Menos frecuentemente invocada que la santa agresión contra los infieles y los herejes, la cuestión económica siempre ha sido un factor decisivo, aunque oculto. Los preparativos de una confrontación bélica, con la movilización de todos los recursos para la producción industrial y el desarrollo, sirvieron para que la Alemania nazi y la Rusia stalinista superaran la recesión y empujaran al crecimiento y el pleno empleo. Algo parecido ocurrió en los Estados Unidos democráticos del presidente Roosevelt: allí los niveles de actividad económica aumentaron más de un 40% entre 1941 y 1945. En estos días los periódicos y las revistas y medios especializados describen perspectivas y hacen pronósticos sobre los costos y beneficios que a los mercados especulativos traerá aparejada la guerra abierta en Medio Oriente. La cosa tiene rasgos de cruel cinismo. Por lo pronto todo ello apesta a petróleo. ¿Hasta qué punto la resistencia de Francia y Alemania a la agresividad unilateral de Estados Unidos en Irak no persigue en realidad impedirle el dominio monopólico del suministro del estratégico elemento? Así, el pecado de Irak no es sólo que posea o haya poseído material de destrucción masiva, sino que además tiene un subsuelo inundado de hidrocarburos.

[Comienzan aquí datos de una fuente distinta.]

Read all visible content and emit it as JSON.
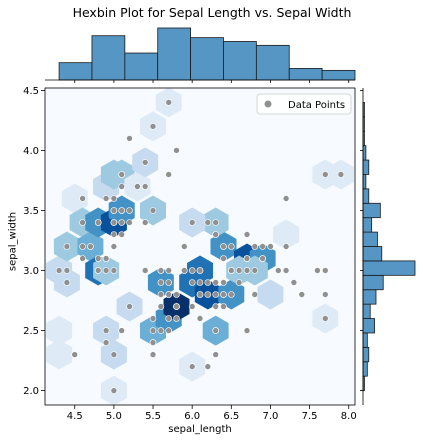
{
  "chart_data": {
    "type": "scatter",
    "title": "Hexbin Plot for Sepal Length vs. Sepal Width",
    "xlabel": "sepal_length",
    "ylabel": "sepal_width",
    "xlim": [
      4.12,
      8.08
    ],
    "ylim": [
      1.88,
      4.52
    ],
    "xticks": [
      "4.5",
      "5.0",
      "5.5",
      "6.0",
      "6.5",
      "7.0",
      "7.5",
      "8.0"
    ],
    "yticks": [
      "2.0",
      "2.5",
      "3.0",
      "3.5",
      "4.0",
      "4.5"
    ],
    "legend": {
      "label": "Data Points",
      "location": "upper right"
    },
    "colors": {
      "points": "#909090",
      "hist_bar": "#5596c4",
      "hist_edge": "#1a1a1a",
      "hex_scale": [
        "#f7fbff",
        "#deebf7",
        "#c6dbef",
        "#9ecae1",
        "#6baed6",
        "#4292c6",
        "#2171b5",
        "#08519c",
        "#08306b"
      ]
    },
    "hexbin": [
      {
        "x": 4.3,
        "y": 2.3,
        "c": 1
      },
      {
        "x": 4.3,
        "y": 2.5,
        "c": 1
      },
      {
        "x": 4.3,
        "y": 3.0,
        "c": 2
      },
      {
        "x": 4.4,
        "y": 2.9,
        "c": 2
      },
      {
        "x": 4.4,
        "y": 3.2,
        "c": 3
      },
      {
        "x": 4.5,
        "y": 3.6,
        "c": 1
      },
      {
        "x": 4.6,
        "y": 3.4,
        "c": 3
      },
      {
        "x": 4.7,
        "y": 3.2,
        "c": 4
      },
      {
        "x": 4.8,
        "y": 3.4,
        "c": 5
      },
      {
        "x": 4.8,
        "y": 3.0,
        "c": 6
      },
      {
        "x": 4.9,
        "y": 3.0,
        "c": 3
      },
      {
        "x": 4.9,
        "y": 2.5,
        "c": 2
      },
      {
        "x": 4.9,
        "y": 3.7,
        "c": 2
      },
      {
        "x": 5.0,
        "y": 3.4,
        "c": 7
      },
      {
        "x": 5.0,
        "y": 2.0,
        "c": 1
      },
      {
        "x": 5.0,
        "y": 2.3,
        "c": 2
      },
      {
        "x": 5.1,
        "y": 3.5,
        "c": 5
      },
      {
        "x": 5.1,
        "y": 3.8,
        "c": 3
      },
      {
        "x": 5.0,
        "y": 3.8,
        "c": 3
      },
      {
        "x": 5.2,
        "y": 2.7,
        "c": 2
      },
      {
        "x": 5.3,
        "y": 3.7,
        "c": 1
      },
      {
        "x": 5.4,
        "y": 3.9,
        "c": 2
      },
      {
        "x": 5.5,
        "y": 4.2,
        "c": 1
      },
      {
        "x": 5.7,
        "y": 4.4,
        "c": 1
      },
      {
        "x": 5.5,
        "y": 2.5,
        "c": 4
      },
      {
        "x": 5.6,
        "y": 2.9,
        "c": 5
      },
      {
        "x": 5.7,
        "y": 2.6,
        "c": 5
      },
      {
        "x": 5.8,
        "y": 2.7,
        "c": 8
      },
      {
        "x": 6.0,
        "y": 2.9,
        "c": 6
      },
      {
        "x": 6.0,
        "y": 2.2,
        "c": 1
      },
      {
        "x": 6.1,
        "y": 3.0,
        "c": 6
      },
      {
        "x": 6.2,
        "y": 2.8,
        "c": 7
      },
      {
        "x": 6.3,
        "y": 2.5,
        "c": 4
      },
      {
        "x": 6.4,
        "y": 3.2,
        "c": 5
      },
      {
        "x": 6.7,
        "y": 3.1,
        "c": 7
      },
      {
        "x": 6.9,
        "y": 3.1,
        "c": 5
      },
      {
        "x": 6.3,
        "y": 3.4,
        "c": 3
      },
      {
        "x": 6.5,
        "y": 2.8,
        "c": 5
      },
      {
        "x": 6.6,
        "y": 3.0,
        "c": 3
      },
      {
        "x": 6.8,
        "y": 3.0,
        "c": 3
      },
      {
        "x": 7.0,
        "y": 2.8,
        "c": 2
      },
      {
        "x": 7.2,
        "y": 3.3,
        "c": 1
      },
      {
        "x": 7.7,
        "y": 3.8,
        "c": 1
      },
      {
        "x": 7.7,
        "y": 2.6,
        "c": 1
      },
      {
        "x": 7.9,
        "y": 3.8,
        "c": 1
      },
      {
        "x": 5.5,
        "y": 3.5,
        "c": 3
      },
      {
        "x": 6.0,
        "y": 3.4,
        "c": 2
      }
    ],
    "points": [
      {
        "x": 5.1,
        "y": 3.5
      },
      {
        "x": 4.9,
        "y": 3.0
      },
      {
        "x": 4.7,
        "y": 3.2
      },
      {
        "x": 4.6,
        "y": 3.1
      },
      {
        "x": 5.0,
        "y": 3.6
      },
      {
        "x": 5.4,
        "y": 3.9
      },
      {
        "x": 4.6,
        "y": 3.4
      },
      {
        "x": 5.0,
        "y": 3.4
      },
      {
        "x": 4.4,
        "y": 2.9
      },
      {
        "x": 4.9,
        "y": 3.1
      },
      {
        "x": 5.4,
        "y": 3.7
      },
      {
        "x": 4.8,
        "y": 3.4
      },
      {
        "x": 4.8,
        "y": 3.0
      },
      {
        "x": 4.3,
        "y": 3.0
      },
      {
        "x": 5.8,
        "y": 4.0
      },
      {
        "x": 5.7,
        "y": 4.4
      },
      {
        "x": 5.4,
        "y": 3.9
      },
      {
        "x": 5.1,
        "y": 3.5
      },
      {
        "x": 5.7,
        "y": 3.8
      },
      {
        "x": 5.1,
        "y": 3.8
      },
      {
        "x": 5.4,
        "y": 3.4
      },
      {
        "x": 5.1,
        "y": 3.7
      },
      {
        "x": 4.6,
        "y": 3.6
      },
      {
        "x": 5.1,
        "y": 3.3
      },
      {
        "x": 4.8,
        "y": 3.4
      },
      {
        "x": 5.0,
        "y": 3.0
      },
      {
        "x": 5.0,
        "y": 3.4
      },
      {
        "x": 5.2,
        "y": 3.5
      },
      {
        "x": 5.2,
        "y": 3.4
      },
      {
        "x": 4.7,
        "y": 3.2
      },
      {
        "x": 4.8,
        "y": 3.1
      },
      {
        "x": 5.4,
        "y": 3.4
      },
      {
        "x": 5.2,
        "y": 4.1
      },
      {
        "x": 5.5,
        "y": 4.2
      },
      {
        "x": 4.9,
        "y": 3.1
      },
      {
        "x": 5.0,
        "y": 3.2
      },
      {
        "x": 5.5,
        "y": 3.5
      },
      {
        "x": 4.9,
        "y": 3.6
      },
      {
        "x": 4.4,
        "y": 3.0
      },
      {
        "x": 5.1,
        "y": 3.4
      },
      {
        "x": 5.0,
        "y": 3.5
      },
      {
        "x": 4.5,
        "y": 2.3
      },
      {
        "x": 4.4,
        "y": 3.2
      },
      {
        "x": 5.0,
        "y": 3.5
      },
      {
        "x": 5.1,
        "y": 3.8
      },
      {
        "x": 4.8,
        "y": 3.0
      },
      {
        "x": 5.1,
        "y": 3.8
      },
      {
        "x": 4.6,
        "y": 3.2
      },
      {
        "x": 5.3,
        "y": 3.7
      },
      {
        "x": 5.0,
        "y": 3.3
      },
      {
        "x": 7.0,
        "y": 3.2
      },
      {
        "x": 6.4,
        "y": 3.2
      },
      {
        "x": 6.9,
        "y": 3.1
      },
      {
        "x": 5.5,
        "y": 2.3
      },
      {
        "x": 6.5,
        "y": 2.8
      },
      {
        "x": 5.7,
        "y": 2.8
      },
      {
        "x": 6.3,
        "y": 3.3
      },
      {
        "x": 4.9,
        "y": 2.4
      },
      {
        "x": 6.6,
        "y": 2.9
      },
      {
        "x": 5.2,
        "y": 2.7
      },
      {
        "x": 5.0,
        "y": 2.0
      },
      {
        "x": 5.9,
        "y": 3.0
      },
      {
        "x": 6.0,
        "y": 2.2
      },
      {
        "x": 6.1,
        "y": 2.9
      },
      {
        "x": 5.6,
        "y": 2.9
      },
      {
        "x": 6.7,
        "y": 3.1
      },
      {
        "x": 5.6,
        "y": 3.0
      },
      {
        "x": 5.8,
        "y": 2.7
      },
      {
        "x": 6.2,
        "y": 2.2
      },
      {
        "x": 5.6,
        "y": 2.5
      },
      {
        "x": 5.9,
        "y": 3.2
      },
      {
        "x": 6.1,
        "y": 2.8
      },
      {
        "x": 6.3,
        "y": 2.5
      },
      {
        "x": 6.1,
        "y": 2.8
      },
      {
        "x": 6.4,
        "y": 2.9
      },
      {
        "x": 6.6,
        "y": 3.0
      },
      {
        "x": 6.8,
        "y": 2.8
      },
      {
        "x": 6.7,
        "y": 3.0
      },
      {
        "x": 6.0,
        "y": 2.9
      },
      {
        "x": 5.7,
        "y": 2.6
      },
      {
        "x": 5.5,
        "y": 2.4
      },
      {
        "x": 5.5,
        "y": 2.4
      },
      {
        "x": 5.8,
        "y": 2.7
      },
      {
        "x": 6.0,
        "y": 2.7
      },
      {
        "x": 5.4,
        "y": 3.0
      },
      {
        "x": 6.0,
        "y": 3.4
      },
      {
        "x": 6.7,
        "y": 3.1
      },
      {
        "x": 6.3,
        "y": 2.3
      },
      {
        "x": 5.6,
        "y": 3.0
      },
      {
        "x": 5.5,
        "y": 2.5
      },
      {
        "x": 5.5,
        "y": 2.6
      },
      {
        "x": 6.1,
        "y": 3.0
      },
      {
        "x": 5.8,
        "y": 2.6
      },
      {
        "x": 5.0,
        "y": 2.3
      },
      {
        "x": 5.6,
        "y": 2.7
      },
      {
        "x": 5.7,
        "y": 3.0
      },
      {
        "x": 5.7,
        "y": 2.9
      },
      {
        "x": 6.2,
        "y": 2.9
      },
      {
        "x": 5.1,
        "y": 2.5
      },
      {
        "x": 5.7,
        "y": 2.8
      },
      {
        "x": 6.3,
        "y": 3.3
      },
      {
        "x": 5.8,
        "y": 2.7
      },
      {
        "x": 7.1,
        "y": 3.0
      },
      {
        "x": 6.3,
        "y": 2.9
      },
      {
        "x": 6.5,
        "y": 3.0
      },
      {
        "x": 7.6,
        "y": 3.0
      },
      {
        "x": 4.9,
        "y": 2.5
      },
      {
        "x": 7.3,
        "y": 2.9
      },
      {
        "x": 6.7,
        "y": 2.5
      },
      {
        "x": 7.2,
        "y": 3.6
      },
      {
        "x": 6.5,
        "y": 3.2
      },
      {
        "x": 6.4,
        "y": 2.7
      },
      {
        "x": 6.8,
        "y": 3.0
      },
      {
        "x": 5.7,
        "y": 2.5
      },
      {
        "x": 5.8,
        "y": 2.8
      },
      {
        "x": 6.4,
        "y": 3.2
      },
      {
        "x": 6.5,
        "y": 3.0
      },
      {
        "x": 7.7,
        "y": 3.8
      },
      {
        "x": 7.7,
        "y": 2.6
      },
      {
        "x": 6.0,
        "y": 2.2
      },
      {
        "x": 6.9,
        "y": 3.2
      },
      {
        "x": 5.6,
        "y": 2.8
      },
      {
        "x": 7.7,
        "y": 2.8
      },
      {
        "x": 6.3,
        "y": 2.7
      },
      {
        "x": 6.7,
        "y": 3.3
      },
      {
        "x": 7.2,
        "y": 3.2
      },
      {
        "x": 6.2,
        "y": 2.8
      },
      {
        "x": 6.1,
        "y": 3.0
      },
      {
        "x": 6.4,
        "y": 2.8
      },
      {
        "x": 7.2,
        "y": 3.0
      },
      {
        "x": 7.4,
        "y": 2.8
      },
      {
        "x": 7.9,
        "y": 3.8
      },
      {
        "x": 6.4,
        "y": 2.8
      },
      {
        "x": 6.3,
        "y": 2.8
      },
      {
        "x": 6.1,
        "y": 2.6
      },
      {
        "x": 7.7,
        "y": 3.0
      },
      {
        "x": 6.3,
        "y": 3.4
      },
      {
        "x": 6.4,
        "y": 3.1
      },
      {
        "x": 6.0,
        "y": 3.0
      },
      {
        "x": 6.9,
        "y": 3.1
      },
      {
        "x": 6.7,
        "y": 3.1
      },
      {
        "x": 6.9,
        "y": 3.1
      },
      {
        "x": 5.8,
        "y": 2.7
      },
      {
        "x": 6.8,
        "y": 3.2
      },
      {
        "x": 6.7,
        "y": 3.3
      },
      {
        "x": 6.7,
        "y": 3.0
      },
      {
        "x": 6.3,
        "y": 2.5
      },
      {
        "x": 6.5,
        "y": 3.0
      },
      {
        "x": 6.2,
        "y": 3.4
      },
      {
        "x": 5.9,
        "y": 3.0
      }
    ],
    "hist_x": {
      "bins": [
        4.3,
        4.72,
        5.14,
        5.56,
        5.98,
        6.4,
        6.82,
        7.24,
        7.66,
        8.08
      ],
      "counts": [
        9,
        23,
        14,
        27,
        22,
        20,
        18,
        6,
        5
      ]
    },
    "hist_y": {
      "bins": [
        2.0,
        2.12,
        2.24,
        2.36,
        2.48,
        2.6,
        2.72,
        2.84,
        2.96,
        3.08,
        3.2,
        3.32,
        3.44,
        3.56,
        3.68,
        3.8,
        3.92,
        4.04,
        4.16,
        4.28,
        4.4
      ],
      "counts": [
        1,
        3,
        4,
        3,
        8,
        5,
        9,
        14,
        36,
        13,
        10,
        6,
        12,
        4,
        2,
        4,
        2,
        1,
        1,
        1
      ]
    }
  }
}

Es cierto que la propaganda "patriótica" que realiza hoy el gobierno norteamericano hace recordar la acción psicológica utilizada en tiempos previos a las guerras más sangrientas que ha habido durante el siglo XX. La oposición interna a la intervención armada en el Medio Oriente, o donde sea que peligre la seguridad de los "intereses vitales" de la potencia hegemónica, es silenciada y acusada de traicionar los principios de la Nación.

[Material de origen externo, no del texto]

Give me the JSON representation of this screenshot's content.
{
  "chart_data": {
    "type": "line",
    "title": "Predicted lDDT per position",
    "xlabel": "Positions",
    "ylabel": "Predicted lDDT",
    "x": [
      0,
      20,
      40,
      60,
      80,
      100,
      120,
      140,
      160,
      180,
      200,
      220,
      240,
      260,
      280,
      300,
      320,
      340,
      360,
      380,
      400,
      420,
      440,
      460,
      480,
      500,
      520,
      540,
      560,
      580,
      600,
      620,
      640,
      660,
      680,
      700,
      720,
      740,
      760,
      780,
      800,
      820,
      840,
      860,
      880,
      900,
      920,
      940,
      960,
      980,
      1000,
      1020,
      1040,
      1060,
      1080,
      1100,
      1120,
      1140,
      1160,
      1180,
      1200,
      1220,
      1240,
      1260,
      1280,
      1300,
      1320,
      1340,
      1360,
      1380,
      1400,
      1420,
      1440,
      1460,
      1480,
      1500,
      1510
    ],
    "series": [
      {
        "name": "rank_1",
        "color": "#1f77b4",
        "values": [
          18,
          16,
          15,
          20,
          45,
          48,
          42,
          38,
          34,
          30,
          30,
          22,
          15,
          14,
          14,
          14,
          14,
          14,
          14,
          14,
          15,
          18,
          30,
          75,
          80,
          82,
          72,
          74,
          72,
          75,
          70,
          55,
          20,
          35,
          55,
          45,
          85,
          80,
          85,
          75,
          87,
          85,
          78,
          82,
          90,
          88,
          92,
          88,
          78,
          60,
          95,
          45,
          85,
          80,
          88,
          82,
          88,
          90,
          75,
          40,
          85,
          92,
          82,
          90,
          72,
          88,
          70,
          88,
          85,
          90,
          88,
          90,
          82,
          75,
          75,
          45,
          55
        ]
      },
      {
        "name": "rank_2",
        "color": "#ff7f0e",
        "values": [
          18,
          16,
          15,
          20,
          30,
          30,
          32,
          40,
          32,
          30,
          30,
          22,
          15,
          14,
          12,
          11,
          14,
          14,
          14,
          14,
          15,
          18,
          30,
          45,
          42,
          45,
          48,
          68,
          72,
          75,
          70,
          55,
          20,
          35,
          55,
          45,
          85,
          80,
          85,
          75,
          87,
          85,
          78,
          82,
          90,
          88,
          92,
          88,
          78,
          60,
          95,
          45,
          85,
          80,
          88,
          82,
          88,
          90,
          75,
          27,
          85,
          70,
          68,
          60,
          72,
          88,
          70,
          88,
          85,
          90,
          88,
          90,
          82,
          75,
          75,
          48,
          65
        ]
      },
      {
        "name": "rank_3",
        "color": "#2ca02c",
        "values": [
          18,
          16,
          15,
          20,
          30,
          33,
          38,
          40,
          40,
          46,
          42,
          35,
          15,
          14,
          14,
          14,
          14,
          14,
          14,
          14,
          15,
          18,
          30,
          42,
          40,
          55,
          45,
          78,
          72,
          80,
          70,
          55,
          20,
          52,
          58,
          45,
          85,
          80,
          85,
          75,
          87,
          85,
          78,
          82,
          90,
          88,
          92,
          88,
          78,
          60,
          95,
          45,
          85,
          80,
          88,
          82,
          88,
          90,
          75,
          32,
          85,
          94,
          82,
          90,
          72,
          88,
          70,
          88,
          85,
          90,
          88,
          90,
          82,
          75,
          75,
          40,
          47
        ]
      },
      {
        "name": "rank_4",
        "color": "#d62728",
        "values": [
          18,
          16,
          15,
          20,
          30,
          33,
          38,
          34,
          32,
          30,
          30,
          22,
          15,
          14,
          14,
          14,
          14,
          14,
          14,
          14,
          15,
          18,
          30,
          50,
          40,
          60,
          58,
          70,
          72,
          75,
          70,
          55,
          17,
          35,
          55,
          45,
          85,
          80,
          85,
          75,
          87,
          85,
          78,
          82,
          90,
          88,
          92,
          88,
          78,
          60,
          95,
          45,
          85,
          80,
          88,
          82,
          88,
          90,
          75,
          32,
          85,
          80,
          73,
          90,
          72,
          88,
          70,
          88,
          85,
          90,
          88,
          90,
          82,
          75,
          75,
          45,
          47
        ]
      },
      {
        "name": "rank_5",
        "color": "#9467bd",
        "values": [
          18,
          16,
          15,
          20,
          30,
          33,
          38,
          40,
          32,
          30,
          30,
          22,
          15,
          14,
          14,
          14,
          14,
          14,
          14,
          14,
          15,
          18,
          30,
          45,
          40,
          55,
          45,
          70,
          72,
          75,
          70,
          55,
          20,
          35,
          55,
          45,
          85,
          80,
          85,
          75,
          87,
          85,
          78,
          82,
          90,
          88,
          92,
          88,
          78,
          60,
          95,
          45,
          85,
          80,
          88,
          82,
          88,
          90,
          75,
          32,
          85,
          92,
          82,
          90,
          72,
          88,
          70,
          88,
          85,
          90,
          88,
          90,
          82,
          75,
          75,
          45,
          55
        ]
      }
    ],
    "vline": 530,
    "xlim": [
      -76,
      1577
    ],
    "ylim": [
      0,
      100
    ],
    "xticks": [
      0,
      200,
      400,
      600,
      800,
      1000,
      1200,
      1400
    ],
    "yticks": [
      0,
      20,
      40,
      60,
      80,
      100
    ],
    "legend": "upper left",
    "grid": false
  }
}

La primera cuestión del derecho internacional es el rechazo de la guerra como instrumento idóneo para resolver los conflictos por vías pacíficas y, eventualmente, para "humanizar" la guerra. Sus resultados prácticos son discutibles. Pero el intento es necesario y urgente, a pesar de la banal hipocresía que suele ocultarse tras él. Los movimientos pacifistas, debería admitirse, no siempre han sido sinceros, ni tan ingenuamente utópicos como se presumiría. En estos días, en los foros y manifestaciones que se multiplican, algunas declaraciones seudo izquierdistas son contradictorias. No creo en quienes esgrimen la paz para llamar a la guerra contra los agresores "yanquis".

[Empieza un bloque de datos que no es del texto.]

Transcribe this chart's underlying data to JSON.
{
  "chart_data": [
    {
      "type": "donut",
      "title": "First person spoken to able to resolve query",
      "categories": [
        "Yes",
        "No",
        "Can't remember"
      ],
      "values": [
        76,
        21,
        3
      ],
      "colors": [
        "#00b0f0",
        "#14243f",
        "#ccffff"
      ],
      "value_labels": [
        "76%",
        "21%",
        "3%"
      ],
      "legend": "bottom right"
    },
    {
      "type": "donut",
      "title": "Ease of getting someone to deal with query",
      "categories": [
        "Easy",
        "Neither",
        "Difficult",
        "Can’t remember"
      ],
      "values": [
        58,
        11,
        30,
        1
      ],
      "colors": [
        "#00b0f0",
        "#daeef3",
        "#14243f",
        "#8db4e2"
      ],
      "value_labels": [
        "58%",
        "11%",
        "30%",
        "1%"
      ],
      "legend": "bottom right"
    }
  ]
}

Sin embargo, el único instrumento válido para una paz duradera y justa es una moral universal que sacralice a los hombres y a los pueblos y enjuicie a la guerra como un mal absoluto, pero evitable. Aunque pueda ser tachado de idealismo utópico, el principismo pacifista es quizá el único posible. Pero más allá de su escasa capacidad de éxito inmediato, será más esperanzador si instruye un compromiso individual y colectivo de una cultura humanista de trabajar "para la paz". Ello implica una perseverancia, hasta la obcecación voluntarista, aun en el marco de un pesimismo que no deje de ser activo, o de un optimismo relativizado por los datos fácticos del mundo tal como es, y no como quisiéramos que fuera. Claro está que trabajar "para" la paz exige la eliminación de las condiciones económicas, sociales y culturales que la imposibilitan. Y en esto todos los gobiernos, aun los más pobres y menos influyentes, incluyendo el torpe y debilitado que hoy padecemos los argentinos, deberían pronunciarse con el coraje idealista de quien tiene razones y no meramente el mezquino cálculo del acomodamiento con el más poderoso. La Argentina tiene una noble tradición que, aunque ya lejana en el tiempo, deberíamos reivindicar.